My three keys to retaining employees are:

  1. Taking the time to build a relationship. You need to get to know them on a personal level and understand their personal goals and dreams. This means spending time helping them career-pathing or finding creative ways to grow at your company that are different. 
  2. Following through. Make the introductions you promised you would. 
  3. Finding ways for your own self to grow as a leader. This means asking for feedback from your team and seeking out ways to grow, evolve, and change. Doing this really sets the standard and shows your employees you really care and want them to be successful. 

Q: How important is the workplace itself (i.e. the office, whether physical or virtual) when it comes to employee retention and engagement?

I think that technology like Zoom, Slack, and Teams is really changing the game. So many more employees are working remote, at coworking spaces, or from home. We have global teams which can make leadership and engagement a challenge. You have to plan for these opportunities and prioritize building a relationship that works in person as well as virtually. 

I have a global team with many working across multiple time zones. This means sometimes I schedule meetings to connect with them late at night or very early in the morning. Their work is critical to the success of our business and as a leader I want to make them feel welcome and wanting to come to me with suggestions, ideas, and challenges. 

Q: Work can feel all-encompassing and consuming for many people in today’s competitive climate. What can we do to switch off and gain some perspective?

I am focusing on taking time for self-care this year which is an incredibly hard thing for me. Leaders need to set the example by shutting off their phones and taking time off. They need to encourage their team to do the same. I just booked myself my first solo retreat, and I’m so excited. You can’t expect your employees to want to grow and prioritize time off for themselves if you can’t do the same for you. 

“As leaders we need to set the standard and work to create a culture that encourages employees to disconnect from work.”

We are busier and bombarded with more things than ever before. I truly believe that we are our most effective and productive at work when we are in a flow and feel the best about ourselves. We can’t do that with anxiety, money problems, and without the support of our leaders and teams. As leaders we need to set the standard and work to create a culture that encourages employees to disconnect from work. 
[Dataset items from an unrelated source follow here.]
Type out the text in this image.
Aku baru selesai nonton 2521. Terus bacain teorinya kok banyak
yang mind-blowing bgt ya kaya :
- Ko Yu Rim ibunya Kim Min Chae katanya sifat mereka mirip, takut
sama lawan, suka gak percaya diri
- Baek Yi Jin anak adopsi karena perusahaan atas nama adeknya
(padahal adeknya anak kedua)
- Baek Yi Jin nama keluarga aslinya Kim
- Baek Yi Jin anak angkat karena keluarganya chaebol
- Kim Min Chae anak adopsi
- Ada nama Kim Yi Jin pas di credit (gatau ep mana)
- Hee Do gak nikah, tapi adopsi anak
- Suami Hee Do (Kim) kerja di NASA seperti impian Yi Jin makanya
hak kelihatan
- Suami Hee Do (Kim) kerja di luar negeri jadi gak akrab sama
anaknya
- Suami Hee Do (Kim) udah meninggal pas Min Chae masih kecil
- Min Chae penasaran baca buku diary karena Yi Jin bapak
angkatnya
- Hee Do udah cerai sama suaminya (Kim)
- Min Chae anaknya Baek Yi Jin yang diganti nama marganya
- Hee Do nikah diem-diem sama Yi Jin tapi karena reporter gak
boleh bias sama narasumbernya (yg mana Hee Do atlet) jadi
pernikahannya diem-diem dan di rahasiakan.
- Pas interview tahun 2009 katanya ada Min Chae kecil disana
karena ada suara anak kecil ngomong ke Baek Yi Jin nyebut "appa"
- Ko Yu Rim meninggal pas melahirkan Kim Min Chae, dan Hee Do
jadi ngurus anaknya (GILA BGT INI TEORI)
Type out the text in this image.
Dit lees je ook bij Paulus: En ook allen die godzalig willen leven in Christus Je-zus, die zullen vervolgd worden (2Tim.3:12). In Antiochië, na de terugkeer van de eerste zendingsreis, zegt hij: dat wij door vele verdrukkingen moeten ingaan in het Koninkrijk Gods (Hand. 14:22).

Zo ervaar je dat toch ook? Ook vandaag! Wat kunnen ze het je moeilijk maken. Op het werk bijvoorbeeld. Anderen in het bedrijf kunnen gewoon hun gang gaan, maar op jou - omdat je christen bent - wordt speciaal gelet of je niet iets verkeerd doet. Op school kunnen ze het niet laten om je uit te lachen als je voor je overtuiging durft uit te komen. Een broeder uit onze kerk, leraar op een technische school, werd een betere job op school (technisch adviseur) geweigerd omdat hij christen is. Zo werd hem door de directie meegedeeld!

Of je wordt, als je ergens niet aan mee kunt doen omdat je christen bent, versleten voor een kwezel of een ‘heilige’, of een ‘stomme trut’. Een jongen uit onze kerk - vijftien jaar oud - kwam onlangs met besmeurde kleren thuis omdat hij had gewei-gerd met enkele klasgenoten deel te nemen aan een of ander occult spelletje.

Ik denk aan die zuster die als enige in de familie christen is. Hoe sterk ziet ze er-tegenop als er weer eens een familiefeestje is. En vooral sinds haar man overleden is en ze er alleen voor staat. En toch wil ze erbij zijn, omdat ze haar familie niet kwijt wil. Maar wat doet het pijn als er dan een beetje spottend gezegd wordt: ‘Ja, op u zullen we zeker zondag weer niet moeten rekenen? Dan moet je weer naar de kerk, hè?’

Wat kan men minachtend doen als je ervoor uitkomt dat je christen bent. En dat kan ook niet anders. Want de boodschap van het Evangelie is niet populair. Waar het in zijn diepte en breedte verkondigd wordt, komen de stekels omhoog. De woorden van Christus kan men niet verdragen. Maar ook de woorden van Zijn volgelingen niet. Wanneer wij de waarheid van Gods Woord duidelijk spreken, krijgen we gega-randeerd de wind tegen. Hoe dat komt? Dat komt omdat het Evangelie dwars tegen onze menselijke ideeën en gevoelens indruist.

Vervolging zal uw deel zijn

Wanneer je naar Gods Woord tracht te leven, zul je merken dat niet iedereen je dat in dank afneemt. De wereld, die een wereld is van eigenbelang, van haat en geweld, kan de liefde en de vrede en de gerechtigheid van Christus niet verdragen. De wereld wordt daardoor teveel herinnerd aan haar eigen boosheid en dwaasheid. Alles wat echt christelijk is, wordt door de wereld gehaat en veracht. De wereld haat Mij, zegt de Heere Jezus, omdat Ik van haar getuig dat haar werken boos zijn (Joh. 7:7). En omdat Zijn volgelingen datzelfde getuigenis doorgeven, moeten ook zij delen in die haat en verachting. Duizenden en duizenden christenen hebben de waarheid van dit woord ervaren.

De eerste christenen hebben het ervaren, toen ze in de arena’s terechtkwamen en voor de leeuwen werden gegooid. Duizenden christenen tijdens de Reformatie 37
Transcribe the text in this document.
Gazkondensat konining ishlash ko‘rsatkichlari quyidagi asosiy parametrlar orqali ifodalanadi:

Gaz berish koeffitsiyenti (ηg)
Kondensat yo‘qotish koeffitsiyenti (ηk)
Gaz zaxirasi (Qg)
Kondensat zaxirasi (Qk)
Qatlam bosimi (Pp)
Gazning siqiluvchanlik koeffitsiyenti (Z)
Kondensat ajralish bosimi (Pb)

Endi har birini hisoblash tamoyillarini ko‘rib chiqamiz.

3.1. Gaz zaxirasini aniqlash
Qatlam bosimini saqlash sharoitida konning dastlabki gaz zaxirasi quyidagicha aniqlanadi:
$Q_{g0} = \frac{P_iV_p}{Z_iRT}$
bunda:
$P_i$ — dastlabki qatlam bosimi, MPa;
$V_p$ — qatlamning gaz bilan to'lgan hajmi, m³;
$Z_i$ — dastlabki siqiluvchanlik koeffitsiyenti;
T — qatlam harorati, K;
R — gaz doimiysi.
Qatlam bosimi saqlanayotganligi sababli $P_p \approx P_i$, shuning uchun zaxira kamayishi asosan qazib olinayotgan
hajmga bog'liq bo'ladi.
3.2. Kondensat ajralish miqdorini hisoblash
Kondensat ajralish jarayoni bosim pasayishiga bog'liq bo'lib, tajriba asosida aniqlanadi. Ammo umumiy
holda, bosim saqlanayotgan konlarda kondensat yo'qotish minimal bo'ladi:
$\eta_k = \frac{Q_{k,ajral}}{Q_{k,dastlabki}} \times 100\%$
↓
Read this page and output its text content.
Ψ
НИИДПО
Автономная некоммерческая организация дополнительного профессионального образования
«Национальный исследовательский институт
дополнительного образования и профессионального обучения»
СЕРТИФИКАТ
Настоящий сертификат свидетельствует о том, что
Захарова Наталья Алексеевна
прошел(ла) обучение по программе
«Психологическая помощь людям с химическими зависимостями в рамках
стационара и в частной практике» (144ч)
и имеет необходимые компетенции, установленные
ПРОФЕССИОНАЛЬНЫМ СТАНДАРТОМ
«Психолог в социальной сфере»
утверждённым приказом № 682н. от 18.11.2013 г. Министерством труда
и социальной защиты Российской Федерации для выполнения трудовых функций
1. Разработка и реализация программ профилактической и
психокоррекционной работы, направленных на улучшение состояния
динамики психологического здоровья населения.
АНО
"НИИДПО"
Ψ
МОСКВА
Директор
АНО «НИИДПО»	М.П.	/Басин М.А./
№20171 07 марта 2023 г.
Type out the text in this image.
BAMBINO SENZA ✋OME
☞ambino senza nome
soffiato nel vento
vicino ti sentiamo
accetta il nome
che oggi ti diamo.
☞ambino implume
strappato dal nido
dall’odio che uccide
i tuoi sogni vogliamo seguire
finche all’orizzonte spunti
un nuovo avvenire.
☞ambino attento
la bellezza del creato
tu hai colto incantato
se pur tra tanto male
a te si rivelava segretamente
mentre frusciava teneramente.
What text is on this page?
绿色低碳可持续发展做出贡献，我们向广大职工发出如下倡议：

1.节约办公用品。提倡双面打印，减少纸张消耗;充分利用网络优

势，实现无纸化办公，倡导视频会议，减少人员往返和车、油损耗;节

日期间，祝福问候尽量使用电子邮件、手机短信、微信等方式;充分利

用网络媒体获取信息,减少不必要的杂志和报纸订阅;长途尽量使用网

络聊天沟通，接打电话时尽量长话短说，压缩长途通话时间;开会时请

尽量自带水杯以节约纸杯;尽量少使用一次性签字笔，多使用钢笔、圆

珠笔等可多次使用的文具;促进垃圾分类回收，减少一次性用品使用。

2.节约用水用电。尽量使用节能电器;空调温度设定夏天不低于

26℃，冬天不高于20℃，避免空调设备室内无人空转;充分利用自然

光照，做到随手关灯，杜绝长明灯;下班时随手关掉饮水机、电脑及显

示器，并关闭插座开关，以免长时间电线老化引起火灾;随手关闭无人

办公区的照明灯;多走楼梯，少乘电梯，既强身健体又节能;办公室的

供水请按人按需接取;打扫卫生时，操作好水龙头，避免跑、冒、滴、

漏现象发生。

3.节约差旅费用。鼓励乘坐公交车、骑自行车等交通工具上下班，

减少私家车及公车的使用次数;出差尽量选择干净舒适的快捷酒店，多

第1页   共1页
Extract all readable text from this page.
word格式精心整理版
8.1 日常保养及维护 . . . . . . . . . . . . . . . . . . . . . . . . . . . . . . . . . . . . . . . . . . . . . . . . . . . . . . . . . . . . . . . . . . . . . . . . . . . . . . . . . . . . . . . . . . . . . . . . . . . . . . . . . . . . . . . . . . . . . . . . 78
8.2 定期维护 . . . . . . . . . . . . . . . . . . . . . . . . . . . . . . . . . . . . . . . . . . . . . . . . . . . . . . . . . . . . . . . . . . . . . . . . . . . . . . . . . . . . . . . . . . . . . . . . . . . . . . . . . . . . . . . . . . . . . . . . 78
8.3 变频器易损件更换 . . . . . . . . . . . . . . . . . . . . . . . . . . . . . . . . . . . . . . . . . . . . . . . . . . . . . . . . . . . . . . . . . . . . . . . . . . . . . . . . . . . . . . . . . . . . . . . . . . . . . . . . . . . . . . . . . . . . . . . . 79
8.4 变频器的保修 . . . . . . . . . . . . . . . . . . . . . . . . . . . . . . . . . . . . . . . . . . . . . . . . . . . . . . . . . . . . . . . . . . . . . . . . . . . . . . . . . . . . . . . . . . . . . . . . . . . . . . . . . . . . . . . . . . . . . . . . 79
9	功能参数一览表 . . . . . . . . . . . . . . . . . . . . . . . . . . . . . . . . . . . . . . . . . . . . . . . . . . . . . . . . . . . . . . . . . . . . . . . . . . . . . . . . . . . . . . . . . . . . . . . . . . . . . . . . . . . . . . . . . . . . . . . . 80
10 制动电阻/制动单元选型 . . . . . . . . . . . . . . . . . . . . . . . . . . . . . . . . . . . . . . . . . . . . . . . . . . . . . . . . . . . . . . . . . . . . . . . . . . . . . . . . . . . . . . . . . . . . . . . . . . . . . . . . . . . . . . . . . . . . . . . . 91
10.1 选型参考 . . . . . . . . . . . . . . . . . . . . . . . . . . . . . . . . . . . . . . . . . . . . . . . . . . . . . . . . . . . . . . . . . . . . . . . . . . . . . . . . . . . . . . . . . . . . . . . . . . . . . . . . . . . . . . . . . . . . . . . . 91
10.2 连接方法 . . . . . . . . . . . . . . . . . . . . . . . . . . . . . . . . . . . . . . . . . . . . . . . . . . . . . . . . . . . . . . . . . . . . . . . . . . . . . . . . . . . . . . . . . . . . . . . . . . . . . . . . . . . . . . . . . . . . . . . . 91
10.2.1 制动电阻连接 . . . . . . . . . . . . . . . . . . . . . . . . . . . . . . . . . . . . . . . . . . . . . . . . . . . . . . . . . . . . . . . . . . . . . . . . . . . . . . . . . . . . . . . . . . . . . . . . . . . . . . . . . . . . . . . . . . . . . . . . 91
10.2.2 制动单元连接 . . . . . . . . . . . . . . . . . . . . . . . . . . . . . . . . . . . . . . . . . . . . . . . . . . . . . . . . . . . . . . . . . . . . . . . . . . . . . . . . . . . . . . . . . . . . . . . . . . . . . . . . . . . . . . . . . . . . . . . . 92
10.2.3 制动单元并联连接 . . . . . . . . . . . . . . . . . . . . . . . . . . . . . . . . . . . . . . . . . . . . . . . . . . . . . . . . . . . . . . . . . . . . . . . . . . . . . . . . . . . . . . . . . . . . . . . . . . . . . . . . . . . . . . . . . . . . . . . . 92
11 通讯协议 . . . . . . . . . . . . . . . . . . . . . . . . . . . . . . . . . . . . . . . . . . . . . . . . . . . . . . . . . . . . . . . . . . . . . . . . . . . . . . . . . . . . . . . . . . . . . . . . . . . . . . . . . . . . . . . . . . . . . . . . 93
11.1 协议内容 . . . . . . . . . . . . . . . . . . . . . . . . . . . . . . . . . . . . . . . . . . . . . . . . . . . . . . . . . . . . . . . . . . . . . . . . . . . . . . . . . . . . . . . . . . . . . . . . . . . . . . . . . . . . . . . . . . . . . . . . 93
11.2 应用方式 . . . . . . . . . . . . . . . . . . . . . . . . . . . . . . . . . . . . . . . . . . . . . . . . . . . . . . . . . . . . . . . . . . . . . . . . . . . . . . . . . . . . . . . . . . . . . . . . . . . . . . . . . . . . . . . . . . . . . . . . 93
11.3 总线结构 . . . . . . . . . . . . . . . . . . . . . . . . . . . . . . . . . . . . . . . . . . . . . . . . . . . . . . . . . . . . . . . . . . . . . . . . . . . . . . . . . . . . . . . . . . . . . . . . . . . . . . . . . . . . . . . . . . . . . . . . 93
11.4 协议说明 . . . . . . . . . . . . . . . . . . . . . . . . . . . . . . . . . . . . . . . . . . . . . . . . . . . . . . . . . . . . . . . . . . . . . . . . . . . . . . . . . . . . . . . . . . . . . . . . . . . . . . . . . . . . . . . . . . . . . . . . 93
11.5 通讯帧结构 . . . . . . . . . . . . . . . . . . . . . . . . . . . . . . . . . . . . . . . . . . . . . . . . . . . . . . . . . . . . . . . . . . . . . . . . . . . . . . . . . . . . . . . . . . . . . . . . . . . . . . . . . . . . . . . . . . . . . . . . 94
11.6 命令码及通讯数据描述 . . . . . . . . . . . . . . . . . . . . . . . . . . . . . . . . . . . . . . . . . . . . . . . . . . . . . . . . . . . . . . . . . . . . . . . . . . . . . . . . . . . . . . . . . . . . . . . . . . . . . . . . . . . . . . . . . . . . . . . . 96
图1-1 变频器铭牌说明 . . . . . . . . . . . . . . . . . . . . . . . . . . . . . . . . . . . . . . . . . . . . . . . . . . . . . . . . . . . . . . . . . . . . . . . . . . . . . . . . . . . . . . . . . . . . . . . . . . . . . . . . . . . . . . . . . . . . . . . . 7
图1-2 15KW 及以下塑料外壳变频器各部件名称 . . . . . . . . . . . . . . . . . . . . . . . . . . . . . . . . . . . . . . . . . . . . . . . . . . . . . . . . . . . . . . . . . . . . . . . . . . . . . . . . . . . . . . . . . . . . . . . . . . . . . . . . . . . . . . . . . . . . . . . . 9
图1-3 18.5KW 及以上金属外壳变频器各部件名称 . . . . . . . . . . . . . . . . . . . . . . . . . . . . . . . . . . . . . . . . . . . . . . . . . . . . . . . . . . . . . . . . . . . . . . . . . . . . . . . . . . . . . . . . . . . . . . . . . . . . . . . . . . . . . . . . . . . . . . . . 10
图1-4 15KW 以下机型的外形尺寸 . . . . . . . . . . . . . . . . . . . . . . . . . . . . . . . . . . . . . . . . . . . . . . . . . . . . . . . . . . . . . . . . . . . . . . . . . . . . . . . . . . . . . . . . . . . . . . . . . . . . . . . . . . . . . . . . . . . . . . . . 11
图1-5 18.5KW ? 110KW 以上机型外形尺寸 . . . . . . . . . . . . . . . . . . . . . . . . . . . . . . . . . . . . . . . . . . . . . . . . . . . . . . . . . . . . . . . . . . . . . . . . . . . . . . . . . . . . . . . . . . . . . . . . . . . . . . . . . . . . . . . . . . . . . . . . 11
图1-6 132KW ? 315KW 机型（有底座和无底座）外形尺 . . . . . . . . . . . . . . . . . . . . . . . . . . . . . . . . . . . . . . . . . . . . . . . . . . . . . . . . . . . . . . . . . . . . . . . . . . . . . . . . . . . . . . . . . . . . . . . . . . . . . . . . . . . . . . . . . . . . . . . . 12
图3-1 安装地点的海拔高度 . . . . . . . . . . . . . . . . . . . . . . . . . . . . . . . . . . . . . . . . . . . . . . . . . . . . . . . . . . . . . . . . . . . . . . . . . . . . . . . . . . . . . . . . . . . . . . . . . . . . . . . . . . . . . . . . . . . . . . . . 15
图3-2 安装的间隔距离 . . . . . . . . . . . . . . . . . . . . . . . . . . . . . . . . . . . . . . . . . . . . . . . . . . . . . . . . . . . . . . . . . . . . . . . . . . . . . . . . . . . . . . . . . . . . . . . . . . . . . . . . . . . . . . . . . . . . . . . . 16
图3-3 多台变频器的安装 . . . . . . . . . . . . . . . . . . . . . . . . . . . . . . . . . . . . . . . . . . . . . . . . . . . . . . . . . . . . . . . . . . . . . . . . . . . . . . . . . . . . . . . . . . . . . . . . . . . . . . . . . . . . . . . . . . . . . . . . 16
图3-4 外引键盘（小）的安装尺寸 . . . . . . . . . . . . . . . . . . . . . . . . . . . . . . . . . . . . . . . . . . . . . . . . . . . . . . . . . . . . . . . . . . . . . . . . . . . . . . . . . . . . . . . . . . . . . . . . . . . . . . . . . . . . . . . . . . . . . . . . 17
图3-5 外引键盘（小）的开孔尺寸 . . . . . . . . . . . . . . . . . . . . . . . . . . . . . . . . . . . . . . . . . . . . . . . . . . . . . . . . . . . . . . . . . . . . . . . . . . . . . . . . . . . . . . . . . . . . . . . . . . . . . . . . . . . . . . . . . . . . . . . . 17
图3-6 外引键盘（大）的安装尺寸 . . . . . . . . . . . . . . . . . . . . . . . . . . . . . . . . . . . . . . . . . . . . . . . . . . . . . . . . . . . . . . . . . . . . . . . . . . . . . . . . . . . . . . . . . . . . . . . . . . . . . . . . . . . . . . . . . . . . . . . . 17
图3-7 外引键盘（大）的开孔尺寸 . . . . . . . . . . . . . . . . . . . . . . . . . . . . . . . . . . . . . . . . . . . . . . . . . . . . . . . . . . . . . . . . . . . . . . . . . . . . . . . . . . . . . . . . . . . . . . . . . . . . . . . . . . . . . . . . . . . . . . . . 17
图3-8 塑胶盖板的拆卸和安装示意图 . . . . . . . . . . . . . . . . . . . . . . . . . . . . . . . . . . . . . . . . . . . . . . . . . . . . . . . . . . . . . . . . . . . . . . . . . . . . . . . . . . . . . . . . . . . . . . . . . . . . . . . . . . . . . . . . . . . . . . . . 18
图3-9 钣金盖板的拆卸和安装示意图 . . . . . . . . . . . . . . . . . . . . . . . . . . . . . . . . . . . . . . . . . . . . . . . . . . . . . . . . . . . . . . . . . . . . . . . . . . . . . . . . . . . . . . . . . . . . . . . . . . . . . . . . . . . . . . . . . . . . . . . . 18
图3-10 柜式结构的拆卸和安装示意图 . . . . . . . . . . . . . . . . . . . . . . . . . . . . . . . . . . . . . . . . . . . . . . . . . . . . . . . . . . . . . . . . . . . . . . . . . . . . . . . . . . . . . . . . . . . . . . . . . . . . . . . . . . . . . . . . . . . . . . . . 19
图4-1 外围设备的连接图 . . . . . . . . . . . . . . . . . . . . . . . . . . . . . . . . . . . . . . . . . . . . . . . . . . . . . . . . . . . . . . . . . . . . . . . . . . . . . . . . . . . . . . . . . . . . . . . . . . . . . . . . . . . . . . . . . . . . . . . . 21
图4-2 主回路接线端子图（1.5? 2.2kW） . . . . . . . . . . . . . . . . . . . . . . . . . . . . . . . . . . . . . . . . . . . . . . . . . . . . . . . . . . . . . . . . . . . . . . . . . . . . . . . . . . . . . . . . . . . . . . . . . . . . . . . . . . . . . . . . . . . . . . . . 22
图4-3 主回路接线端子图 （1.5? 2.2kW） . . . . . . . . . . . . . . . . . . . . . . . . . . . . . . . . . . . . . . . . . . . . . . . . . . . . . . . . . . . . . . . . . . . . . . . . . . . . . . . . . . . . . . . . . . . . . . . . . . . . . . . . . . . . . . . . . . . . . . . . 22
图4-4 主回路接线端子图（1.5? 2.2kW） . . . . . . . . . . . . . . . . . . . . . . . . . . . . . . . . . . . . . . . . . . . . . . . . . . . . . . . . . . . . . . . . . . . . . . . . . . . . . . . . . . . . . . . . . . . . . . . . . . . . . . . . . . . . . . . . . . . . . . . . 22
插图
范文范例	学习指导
Q: And finally, what advice would you give to a young person who doesn’t know which career path to go down?

I can tell you I’ve been there before. I have battled depression, anxiety, and crippling insecurities in my life, leaving me paralyzed with fear and unable to move forward. I feel the most confident and self-assured when I focus on my own self-care and meditate. I love to write either privately or publicly through my blog, helping me move through my challenges to find solutions. It’s hard to face your fears, flaws, and obstacles, but it’s necessary to be able to really move forward. 

Once you have a clear mind, it’s easier to think calmly, clearly and develop a plan or at least be able to listen to your inner voice for guidance. I’ve often found that when I take the time to do that my voice is telling me the same things as the advice I haven’t been taking from my trusted friends, advisors, and mentors.